Try NOT using power feed and manually traversing the carriage. You might be surprised at what can be done. Speed plays a part as does feed rate. You will be able to "feel" how the material is cutting and the lathe will tell you where it is happy through the feedback.

What "70kg mini lathe" do you have?
We are quit of topic but it shows that using carbide on non rigid desktop hobby lathes can give good results.

Both my lathes are from HBM, a company in the Netherlands that sells hobby level lathes. Both lathes needed a full service and some tweaking right out of the box but are now repeatable and accurate.
  • HBM300, 70 kg, 21 mm spindle bore, 80 mm chuck, BLDC 500W, contact angle bearings, 15 years old
  • HBM BF290, 300 kg, 38 mm spindle bore, 160 mm chuck, 1.5 kW brushed DC, tapered roller bearings, 6 years old)

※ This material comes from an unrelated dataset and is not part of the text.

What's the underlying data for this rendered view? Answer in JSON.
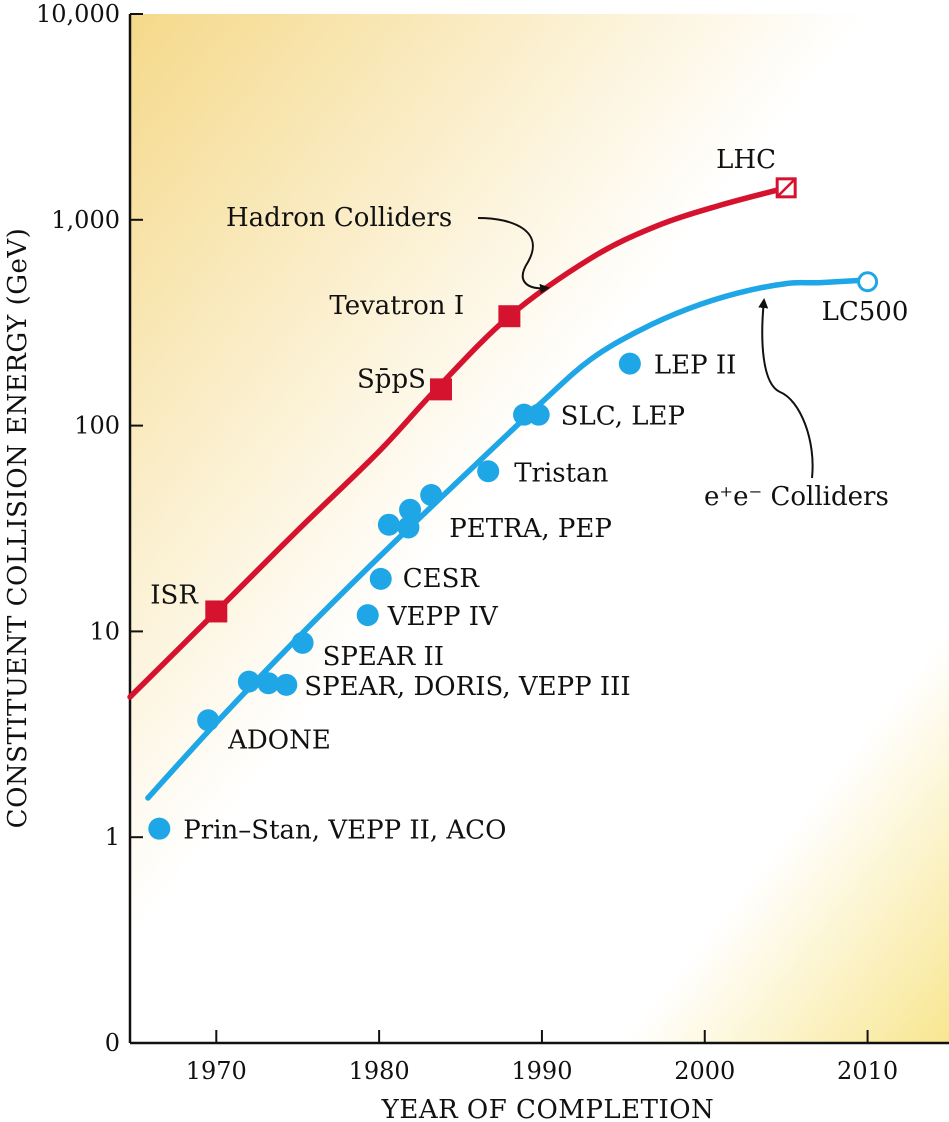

Most of the time I use the lathes in CNC mode so I can set the feed, speed and cutting depth accurately and repeatable. In manual mode I can take a 1 mm depth of cut in mild steel (hot rolled) but only because I feed much slower than in CNC mode. The finish however is like the cutting sound, not good. To me, that isn't a surprise because I have done extensive feed and speed testing on both my lathes so I know what to expect.
I can cut deeper than 0.5 mm in steel, but not with a finish suitable for a bearing fit.

My bigger lathe is more rigid than the small lathe but still not rigid. If you look at the picture you see a massive stud for the tool post mount. The tool post it self is flimsy and has a lot of over hang. If you set it at full extension (70 mm range) the overhang increases. I added 4 aluminum studs to support the tool post and that makes a real difference. If I have time, I will replace the whole setup by a solid tool post support. In CNC mode, the tool is placed above the aluminum studs and the gibs are adjusted (locked) to maximize rigidity. That makes things better.
Even if I can't take heavy cuts, I have no problem getting a decent finish on any of the steel (most of is is unknown type) I have in stock and (CNC) turning to 0.01 mm diameter tolerance requires 3 finish passes of the same cutting depth and one measurement before the last finish pass.

Most of the time, I make small ( 3 .. 40 mm) parts (prototypes) so taking heavy cuts isn't a real option most of the time.

HBM BF 290 lathe later version
HBM 300 lathe later version

The tool post setup of the HBM BF290 lathe.